Water Properties on the Washington coast

OCNMS Mooring Record

We also test the model on on the coast. One important source of data comes from the dozen-or-so moorings maintained in the summer in relatively shallow water off the Olympic Peninsula by the NOAA Olympic Coast National Marine Sanctuary. The one shown above is in about 42 m of water near Cape Elizabeth. The three plots on the left show time series of how water properties at different depth change over a full year. The darker lines are the observations, and the lighter lines are the model.

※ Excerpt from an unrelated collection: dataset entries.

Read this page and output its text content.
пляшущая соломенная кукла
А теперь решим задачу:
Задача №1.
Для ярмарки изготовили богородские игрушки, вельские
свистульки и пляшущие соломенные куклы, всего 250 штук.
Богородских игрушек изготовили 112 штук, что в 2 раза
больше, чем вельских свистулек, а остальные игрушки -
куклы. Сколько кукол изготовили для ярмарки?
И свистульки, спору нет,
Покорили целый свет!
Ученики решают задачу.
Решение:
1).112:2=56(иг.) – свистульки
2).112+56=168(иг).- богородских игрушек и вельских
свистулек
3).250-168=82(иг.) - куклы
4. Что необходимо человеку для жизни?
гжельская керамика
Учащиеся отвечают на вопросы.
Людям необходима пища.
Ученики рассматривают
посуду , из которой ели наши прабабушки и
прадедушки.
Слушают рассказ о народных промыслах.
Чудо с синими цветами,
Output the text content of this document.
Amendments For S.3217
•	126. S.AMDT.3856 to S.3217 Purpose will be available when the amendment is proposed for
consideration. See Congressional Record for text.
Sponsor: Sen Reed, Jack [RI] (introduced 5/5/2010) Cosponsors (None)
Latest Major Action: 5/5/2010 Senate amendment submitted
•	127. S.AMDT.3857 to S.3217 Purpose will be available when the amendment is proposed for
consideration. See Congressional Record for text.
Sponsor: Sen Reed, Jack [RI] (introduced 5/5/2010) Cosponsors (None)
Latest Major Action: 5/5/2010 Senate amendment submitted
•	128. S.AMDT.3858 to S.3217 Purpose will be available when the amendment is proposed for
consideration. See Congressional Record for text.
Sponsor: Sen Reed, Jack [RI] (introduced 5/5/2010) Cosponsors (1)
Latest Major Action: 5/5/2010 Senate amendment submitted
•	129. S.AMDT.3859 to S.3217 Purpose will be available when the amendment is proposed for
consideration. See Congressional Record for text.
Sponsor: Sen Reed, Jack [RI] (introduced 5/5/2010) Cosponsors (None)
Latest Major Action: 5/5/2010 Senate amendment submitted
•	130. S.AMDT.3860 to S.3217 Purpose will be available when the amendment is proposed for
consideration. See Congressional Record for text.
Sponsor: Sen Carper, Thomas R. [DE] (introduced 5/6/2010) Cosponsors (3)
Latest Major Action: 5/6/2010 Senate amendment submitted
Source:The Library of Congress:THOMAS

As with the CTD data, what we like to see is, for example, the two red lines right on top of each other. The average error is the RMSE number in each panel, in the units of the plot. Tides have been filtered out so the main source of variability you see is due to storms (the sharp spikes) or seasonal progression (like the gradual decrease of Oxygen in the bottom water over the course of the summer). Record means are plotted versus depth in the middle top plots. The lower middle plots give record means of "Willmott Skill Score" which is like model error divided by the range of the observations. If the agreement is perfect the skill is 1. The model shows some small biases - for example water at all depths are about half a degree C too cold, but overall the agreement is quite good, giving us confidence that the currents, mixing, and biogeochemical interactions predicted by the model are doing the right thing.